Typed results and orchestration
Result schemas aren’t just for type safety — they’re how you orchestrate multi-step work. Wrap the orchestration in a harness-connected tool (useTool({ harness: true })): you get typed data back from prompt() and can branch on it in plain code, all inside one durable conversation:
'use agent';
import { useModel, useSandbox, useTool } from '@flue/runtime';
import { local } from '@flue/runtime/node';
import * as v from 'valibot';
export function AutoTriage() {
useModel('anthropic/claude-sonnet-4-6');
useSandbox(local());
useTool({
name: 'triage-issue',
description: 'Triage one GitHub issue and auto-fix critical reproducible ones.',
input: v.object({ issueNumber: v.number() }),
harness: true,
async run({ harness, data }) {
const { data: triage } = await harness.prompt(
`Apply the triage skill to issue #${data.issueNumber}.`,
{
result: v.object({
severity: v.picklist(['low', 'medium', 'high', 'critical']),
reproducible: v.boolean(),
summary: v.string(),
}),
},
);
if (triage.severity === 'critical' && triage.reproducible) {
await harness.prompt(`Apply the auto-fix skill to issue #${data.issueNumber}.`, {
result: v.object({ fix_applied: v.boolean(), pr_url: v.optional(v.string()) }),
});
}
return triage;
},
});
return 'When given an issue number, call the `triage-issue` tool and report its result.';
}
This pattern — prompt, check the result, decide what to do next — is how you build sophisticated agents that go beyond single-shot prompts.
Running agents locally
During development, flue run executes the same module the CI step will run:
# One-shot run
npx flue run src/agents/auto-triage.ts --message "Triage issue #42"

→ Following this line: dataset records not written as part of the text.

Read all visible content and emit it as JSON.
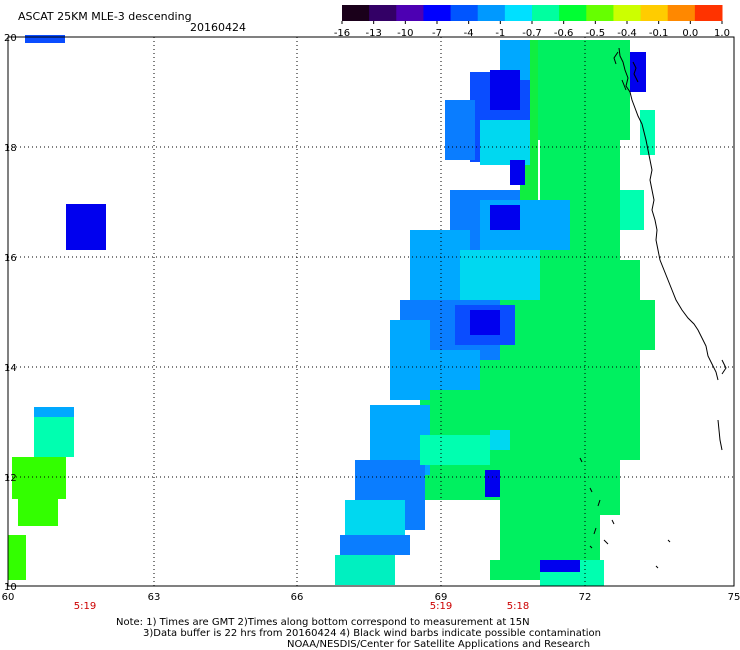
{
  "title": {
    "product": "ASCAT 25KM MLE-3 descending",
    "date": "20160424"
  },
  "colorbar": {
    "labels": [
      "-16",
      "-13",
      "-10",
      "-7",
      "-4",
      "-1",
      "-0.7",
      "-0.6",
      "-0.5",
      "-0.4",
      "-0.1",
      "0.0",
      "1.0"
    ],
    "colors": [
      "#1a001a",
      "#330066",
      "#4d00b3",
      "#0000ff",
      "#0055ff",
      "#0099ff",
      "#00e0ff",
      "#00ffa0",
      "#00ff33",
      "#66ff00",
      "#ccff00",
      "#ffcc00",
      "#ff8800",
      "#ff3300"
    ]
  },
  "axes": {
    "lon_labels": [
      "60",
      "63",
      "66",
      "69",
      "72",
      "75"
    ],
    "lat_labels": [
      "20",
      "18",
      "16",
      "14",
      "12",
      "10"
    ]
  },
  "time_labels": [
    "5:19",
    "5:19",
    "5:18"
  ],
  "notes": {
    "line1": "Note: 1) Times are GMT 2)Times along bottom correspond to measurement at 15N",
    "line2": "3)Data buffer is 22 hrs from 20160424 4) Black wind barbs indicate possible contamination",
    "line3": "NOAA/NESDIS/Center for Satellite Applications and Research"
  }
}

# Machine-readable output for scripting
npx flue run src/agents/auto-triage.ts --message "Triage issue #42" --json | jq -r '.message'
# Continue the same conversation across invocations
npx flue run src/agents/auto-triage.ts --message "What did you conclude?" --id issue-42
Progress streams to stderr; only the final reply (or the --json envelope) lands on stdout. See flue run for the full contract.